Déjà, quand j’ai regardé le profil la veille, je me suis dit : « le dernier raidard correspond à 100% à mes qualités de puncheur ». En course, j’ai fait toute la montée dans la roue d’Arnaud. Je voyais qu’il essayait de gérer au maximum pour pouvoir faire le sprint derrière. C’était la première fois que j’avais cette émotion d’être dans le coeur de l’action, à deux kilomètres de l’arrivée. J’ai sans doute commis quelques petites erreurs, et on en a parlé après. C’était aussi un peu logique dans la mesure où c’était la première fois que je me retrouvais là. J’ai voulu le remonter trop vite, je l’ai un peu perdu de ma roue à un kilomètre de l’arrivée, mais dans la dernière ligne droite, j’entends le speaker qui crie « Démare, Démare, Démare » et je le vois lever les bras. C’était beaucoup d’émotions.

Quel est le sentiment d’un équipier qui voit son leader l’emporter sur un Grand Tour ?

Très spécial. Surtout sur cette étape-là, car je l’ai vraiment vécu direct, de l’intérieur. C’était comme si j’avais gagné moi-même. C’est énormément d’émotions et c’est à vrai dire difficile à décrire… Nous pratiquons un sport individuel, mais c’est pour autant un sport à 100% collectif. Entre le moment où je passe la ligne, que je le vois à l’arrivée, j’ai vécu quelques minutes très très fortes, et j’avais rarement ressenti cela. Le fait de le voir, et de ne pas l’entendre à l’oreillette, ça rend la chose encore plus intense et ça permet de savourer encore plus. Avec Kono, on était vraiment hyper contents. Le fait d’avoir été dans le cœur de l’action a joué, mais c’est aussi parce qu’on se rend compte de l’importance de l’évènement. On y pense depuis plusieurs semaines, on sait qu’on vient pour gagner des étapes. J’ai compris encore davantage sur ce Giro à quel point il pouvait être gratifiant d’être coéquipier et de se donner à 100% pour son leader. Car au final, ce sont des émotions qui sont également incroyables d’un point de vue personnel.

« J’ai pris du plaisir sur chaque étape »

D’un point de vue personnel, justement, quelles sont les étapes où tu as pris le plus de plaisir ?

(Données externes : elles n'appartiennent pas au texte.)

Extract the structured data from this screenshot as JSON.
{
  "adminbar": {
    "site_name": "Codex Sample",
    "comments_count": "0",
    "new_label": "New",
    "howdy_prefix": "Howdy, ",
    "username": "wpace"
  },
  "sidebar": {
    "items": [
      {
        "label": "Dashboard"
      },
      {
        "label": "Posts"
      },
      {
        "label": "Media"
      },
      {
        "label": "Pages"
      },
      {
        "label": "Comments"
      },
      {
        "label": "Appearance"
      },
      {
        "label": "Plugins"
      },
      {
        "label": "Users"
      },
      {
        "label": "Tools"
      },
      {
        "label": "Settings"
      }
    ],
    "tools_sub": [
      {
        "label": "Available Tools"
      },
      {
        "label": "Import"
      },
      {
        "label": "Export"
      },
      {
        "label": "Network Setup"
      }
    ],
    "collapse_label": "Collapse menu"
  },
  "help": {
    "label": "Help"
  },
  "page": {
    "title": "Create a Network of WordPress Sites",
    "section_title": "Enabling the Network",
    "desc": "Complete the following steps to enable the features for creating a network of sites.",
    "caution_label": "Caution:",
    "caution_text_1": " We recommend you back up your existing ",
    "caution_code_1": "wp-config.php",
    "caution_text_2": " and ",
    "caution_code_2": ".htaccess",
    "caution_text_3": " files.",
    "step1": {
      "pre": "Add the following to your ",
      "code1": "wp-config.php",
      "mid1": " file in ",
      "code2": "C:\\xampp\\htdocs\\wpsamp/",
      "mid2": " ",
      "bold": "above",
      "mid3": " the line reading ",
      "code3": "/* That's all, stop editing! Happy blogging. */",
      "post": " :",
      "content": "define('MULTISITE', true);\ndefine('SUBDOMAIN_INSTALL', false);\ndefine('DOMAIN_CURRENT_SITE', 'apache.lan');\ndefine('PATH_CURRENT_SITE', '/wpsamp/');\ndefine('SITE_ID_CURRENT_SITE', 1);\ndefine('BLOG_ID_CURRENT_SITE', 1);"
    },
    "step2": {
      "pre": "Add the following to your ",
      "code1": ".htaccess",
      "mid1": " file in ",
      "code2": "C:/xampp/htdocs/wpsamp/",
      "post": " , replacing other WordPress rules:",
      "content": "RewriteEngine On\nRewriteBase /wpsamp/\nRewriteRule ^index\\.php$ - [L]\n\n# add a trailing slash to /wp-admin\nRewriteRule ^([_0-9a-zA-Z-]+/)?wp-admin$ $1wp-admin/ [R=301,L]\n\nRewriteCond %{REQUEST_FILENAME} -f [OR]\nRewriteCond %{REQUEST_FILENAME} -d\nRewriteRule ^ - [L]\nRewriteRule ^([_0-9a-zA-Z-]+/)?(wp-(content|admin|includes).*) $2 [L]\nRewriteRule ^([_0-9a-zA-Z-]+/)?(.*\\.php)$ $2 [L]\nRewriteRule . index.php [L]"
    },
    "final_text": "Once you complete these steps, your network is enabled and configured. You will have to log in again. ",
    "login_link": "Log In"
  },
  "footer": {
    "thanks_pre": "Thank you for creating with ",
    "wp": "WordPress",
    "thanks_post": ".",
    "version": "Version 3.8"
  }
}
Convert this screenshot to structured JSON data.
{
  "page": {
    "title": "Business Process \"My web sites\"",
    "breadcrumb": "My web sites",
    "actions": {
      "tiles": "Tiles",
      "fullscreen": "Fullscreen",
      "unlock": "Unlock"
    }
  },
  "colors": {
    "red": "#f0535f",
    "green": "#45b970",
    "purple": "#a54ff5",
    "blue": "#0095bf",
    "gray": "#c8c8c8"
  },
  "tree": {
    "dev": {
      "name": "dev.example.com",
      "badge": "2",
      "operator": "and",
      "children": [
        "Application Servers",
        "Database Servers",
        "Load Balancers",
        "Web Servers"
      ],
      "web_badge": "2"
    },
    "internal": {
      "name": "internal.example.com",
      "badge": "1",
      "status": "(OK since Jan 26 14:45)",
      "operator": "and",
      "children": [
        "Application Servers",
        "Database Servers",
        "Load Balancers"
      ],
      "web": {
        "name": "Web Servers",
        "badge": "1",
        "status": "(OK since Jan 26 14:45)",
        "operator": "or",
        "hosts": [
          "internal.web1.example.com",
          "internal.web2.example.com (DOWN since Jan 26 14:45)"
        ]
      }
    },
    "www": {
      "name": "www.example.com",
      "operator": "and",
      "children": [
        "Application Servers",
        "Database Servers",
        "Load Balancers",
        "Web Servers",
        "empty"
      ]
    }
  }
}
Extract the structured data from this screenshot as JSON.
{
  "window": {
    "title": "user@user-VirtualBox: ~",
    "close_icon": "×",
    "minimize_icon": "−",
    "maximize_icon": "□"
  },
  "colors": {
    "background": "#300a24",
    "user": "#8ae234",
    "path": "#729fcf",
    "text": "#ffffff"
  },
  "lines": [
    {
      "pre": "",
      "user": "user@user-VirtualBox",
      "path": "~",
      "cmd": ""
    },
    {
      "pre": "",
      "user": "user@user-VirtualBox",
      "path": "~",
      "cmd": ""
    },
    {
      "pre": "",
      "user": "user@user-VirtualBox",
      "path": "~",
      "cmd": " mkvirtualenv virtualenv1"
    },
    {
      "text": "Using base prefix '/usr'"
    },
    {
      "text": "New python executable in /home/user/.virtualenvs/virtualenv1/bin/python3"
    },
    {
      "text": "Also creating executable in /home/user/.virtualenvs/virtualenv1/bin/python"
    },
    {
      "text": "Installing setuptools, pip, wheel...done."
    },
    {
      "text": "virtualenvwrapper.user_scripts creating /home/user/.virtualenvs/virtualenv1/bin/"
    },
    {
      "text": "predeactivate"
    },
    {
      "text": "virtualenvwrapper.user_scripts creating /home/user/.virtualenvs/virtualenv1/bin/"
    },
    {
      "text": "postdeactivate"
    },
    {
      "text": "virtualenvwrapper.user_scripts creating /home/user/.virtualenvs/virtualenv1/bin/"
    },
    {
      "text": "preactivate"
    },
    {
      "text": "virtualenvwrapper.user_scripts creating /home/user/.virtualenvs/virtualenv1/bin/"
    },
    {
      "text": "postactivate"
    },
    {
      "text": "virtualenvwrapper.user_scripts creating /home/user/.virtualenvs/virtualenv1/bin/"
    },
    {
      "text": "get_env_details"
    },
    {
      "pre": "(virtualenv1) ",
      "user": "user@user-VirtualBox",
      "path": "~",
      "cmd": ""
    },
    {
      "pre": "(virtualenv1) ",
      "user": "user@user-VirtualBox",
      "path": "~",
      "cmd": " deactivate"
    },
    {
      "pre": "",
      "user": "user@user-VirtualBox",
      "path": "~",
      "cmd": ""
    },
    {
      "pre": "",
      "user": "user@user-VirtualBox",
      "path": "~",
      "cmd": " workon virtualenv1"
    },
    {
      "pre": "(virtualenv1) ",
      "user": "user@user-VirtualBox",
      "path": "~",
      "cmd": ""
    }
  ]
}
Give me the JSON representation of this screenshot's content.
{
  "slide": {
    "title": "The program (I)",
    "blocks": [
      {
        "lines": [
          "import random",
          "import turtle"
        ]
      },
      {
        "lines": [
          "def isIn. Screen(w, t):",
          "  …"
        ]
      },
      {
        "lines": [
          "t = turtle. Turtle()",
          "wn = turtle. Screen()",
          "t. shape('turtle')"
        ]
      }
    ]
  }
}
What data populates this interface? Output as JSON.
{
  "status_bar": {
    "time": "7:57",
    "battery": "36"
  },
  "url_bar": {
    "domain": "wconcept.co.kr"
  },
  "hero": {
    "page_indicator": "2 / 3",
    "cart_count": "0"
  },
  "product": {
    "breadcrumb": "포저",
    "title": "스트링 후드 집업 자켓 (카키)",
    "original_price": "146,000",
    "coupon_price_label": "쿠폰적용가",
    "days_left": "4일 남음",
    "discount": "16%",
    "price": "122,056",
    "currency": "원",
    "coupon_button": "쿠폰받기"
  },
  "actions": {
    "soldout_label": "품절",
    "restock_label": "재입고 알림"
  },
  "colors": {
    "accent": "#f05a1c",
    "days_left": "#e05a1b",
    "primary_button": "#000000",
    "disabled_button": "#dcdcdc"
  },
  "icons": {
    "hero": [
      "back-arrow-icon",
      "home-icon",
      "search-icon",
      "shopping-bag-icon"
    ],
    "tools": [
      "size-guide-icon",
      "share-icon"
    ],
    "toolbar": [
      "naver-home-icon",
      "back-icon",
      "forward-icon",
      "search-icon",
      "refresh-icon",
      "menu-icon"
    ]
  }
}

J’ai pris beaucoup de plaisir dès le chrono car j’ai essayé de jouer le maillot de meilleur grimpeur, et ça m’a de suite mis l’adrénaline de la course. Ensuite, il y a évidemment les deux autres étapes que remporte Arnaud. Sur l’une d’elles, on roule à bloc dans le final avec Kilian pour ne pas que Gaviria rentre. Dans l’oreillette, on nous encourageait, on nous disait « allez les gars, il y a toujours 20 secondes d’écart ». Il y avait aussi beaucoup d’adrénaline à ce moment-là. Puis, dans la septième étape, j’ai été amené à me dépasser dans le final. Je me disais « il y a beaucoup de chances qu’Arnaud puisse gagner », et ça donne encore plus envie de se livrer à 200%. Les étapes de montagne, où on prend la pluie et le froid, sont naturellement plus difficiles, et ce n’est pas super marrant sur le moment. Mais le soir venu, on en rigole et ça reste aussi de très bons souvenirs et de bonnes expériences. Depuis le début, j’ai finalement pris du plaisir sur chaque étape.

Et maintenant ?

Je vais vivre au jour le jour. Normalement, il devrait y avoir encore quelques sprints. Je suis vraiment motivé pour donner encore le maximum et épauler au mieux Arnaud afin qu’il puisse gagner d’autres étapes. Ce serait top. Ensuite, on verra. S’il y a des opportunités individuelles, j’essaierai de les saisir aussi, mais là n’est pas mon rôle. Mon rôle est d’aider d’Arnaud. Je prends tellement de plaisir à le faire, cela me procure tellement d’émotions, que si ne devais vivre « que » ça sur ce Giro, ça serait déjà énorme et largement suffisant.